Эссе 2003-2008 — страница 6 из 53

Красивое, однако, как выяснили маловеры, можно срыть, скрыть, но не уничтожить. Поэтому любимым зрелищным спортом всей новой Европы стала регенерация истории, которая, как ящерица - хвост, восстанавливает все, что того стоит.

Только сегодня мой город оказался таким, каким я его представлял, сочиняя себе мировоззрение. Тогда, в еще детской погоне за сверхъестественным, я придумал себе религию. Не в силах поверить в одного Бога, я разменял Его на мириады идолов. Как всякий политеизм, мою веру определяла терпимость, ведущая к экспансии. Я всегда был готов присоединить новых кумиров, не забывая кадить старым. Толерантность, которую легко назвать обратной стороной всеядности, не давала скучать. Я даже бросил преферанс, отвлекающий от культа.

Его центральная и вовсе не новая доктрина зиждилась на компромиссе между небом и землей: божественным я решил считать культуру. Пользоваться ею совсем не то же самое, что поклоняться. Меня охватывала радость от самого присутствия в нашей жизни того необязательного, что оказывается нотой, мыслью, словом, но не делом.

Решающее преимущество моей веры заключалось в том, что она исключала сомнения в существовании потусторонней - нематериальной - реальности. Чтобы убедиться в этом, не надо было верить на слово, крутить столики или ждать смерти, хватало библиотеки или концерта. В остальном моя религия не слишком отличалась от других.

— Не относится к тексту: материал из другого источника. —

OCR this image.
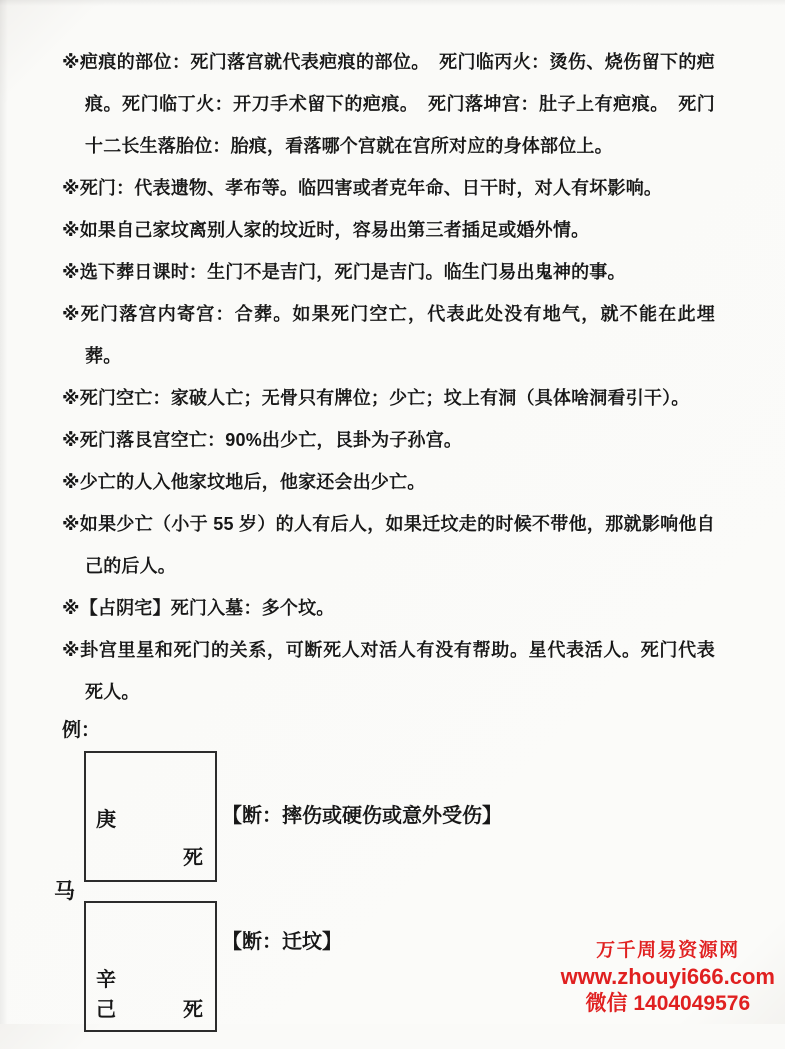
※疤痕的部位：死门落宫就代表疤痕的部位。　死门临丙火：烫伤、烧伤留下的疤痕。死门临丁火：开刀手术留下的疤痕。　死门落坤宫：肚子上有疤痕。　死门十二长生落胎位：胎痕，看落哪个宫就在宫所对应的身体部位上。

※死门：代表遗物、孝布等。临四害或者克年命、日干时，对人有坏影响。

※如果自己家坟离别人家的坟近时，容易出第三者插足或婚外情。

※选下葬日课时：生门不是吉门，死门是吉门。临生门易出鬼神的事。

※死门落宫内寄宫：合葬。如果死门空亡，代表此处没有地气，就不能在此埋葬。

※死门空亡：家破人亡；无骨只有牌位；少亡；坟上有洞（具体啥洞看引干）。

※死门落艮宫空亡：90%出少亡，艮卦为子孙宫。

※少亡的人入他家坟地后，他家还会出少亡。

※如果少亡（小于 55 岁）的人有后人，如果迁坟走的时候不带他，那就影响他自己的后人。

※【占阴宅】死门入墓：多个坟。

※卦宫里星和死门的关系，可断死人对活人有没有帮助。星代表活人。死门代表死人。

例：

庚
死
【断：摔伤或硬伤或意外受伤】
马
辛
己	死
【断：迁坟】	万千周易资源网
www.zhouyi666.com
微信 1404049576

Правда, вместо вечной жизни она обещала сомнительную посмертную славу, надежда на которую грела меньше, а доставалась труднее. Зато не хуже конкурентов моя вера справлялась с посюсторонней задачей религии - наполнять наши будни восторгом и трепетом.

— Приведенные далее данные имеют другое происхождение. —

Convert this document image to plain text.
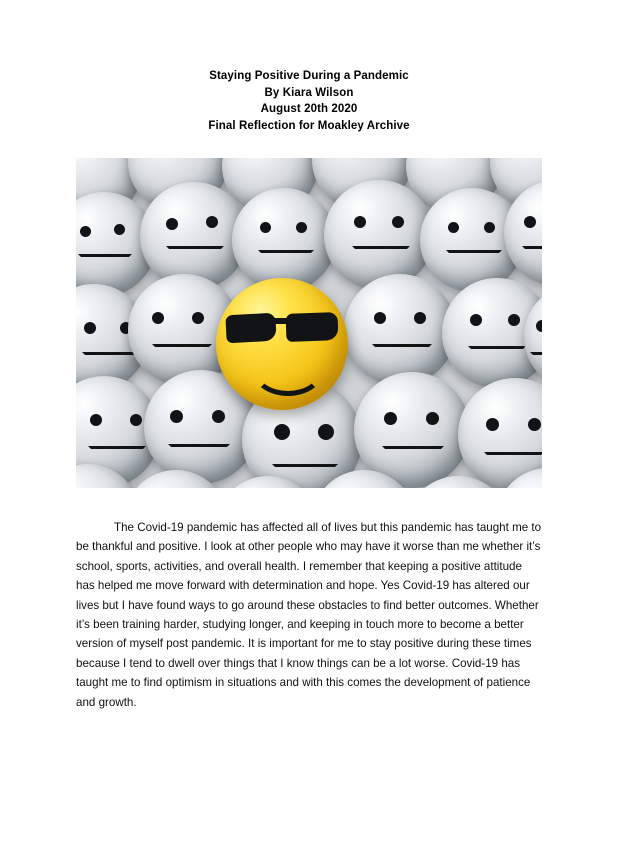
Staying Positive During a Pandemic
By Kiara Wilson
August 20th 2020
Final Reflection for Moakley Archive
The Covid-19 pandemic has affected all of lives but this pandemic has taught me to be thankful and positive. I look at other people who may have it worse than me whether it’s school, sports, activities, and overall health. I remember that keeping a positive attitude has helped me move forward with determination and hope. Yes Covid-19 has altered our lives but I have found ways to go around these obstacles to find better outcomes. Whether it’s been training harder, studying longer, and keeping in touch more to become a better version of myself post pandemic. It is important for me to stay positive during these times because I tend to dwell over things that I know things can be a lot worse. Covid-19 has taught me to find optimism in situations and with this comes the development of patience and growth.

Сфера ее действия была необъятной, но обозримой. Она учила почитать святых и искать у них защиты. Она служила всем, кто ее принимал, и оставалась мертвой буквой для двоечников. И в ней точно не было ничего естественного - начиная с рифмы и кончая оперой.

Конечно, я не надеялся постичь предмет своего поклонения, да и не стремился к этому. Мне нравилось составлять мысленный ландшафт из нагло выбранных фрагментов, которые лепились друг к другу, подчиняясь тем правилам избирательного сродства, что коренились в нашем с историей подсознании. Понятно, что "Игра в бисер" была моей настольной книгой, пока я не сообразил, что под видом магистров Игры Гессе вывел своих - слишком много знающих немецких писателей.

Это навело меня на очевидную мысль: поклоняясь культуре, я творил себе кумира из конечного и смертного, но я и тут не раскаялся, решив, что на мой век хватит. Я верил в культуру, как верят в любовь, зная, что она не бывает вечной.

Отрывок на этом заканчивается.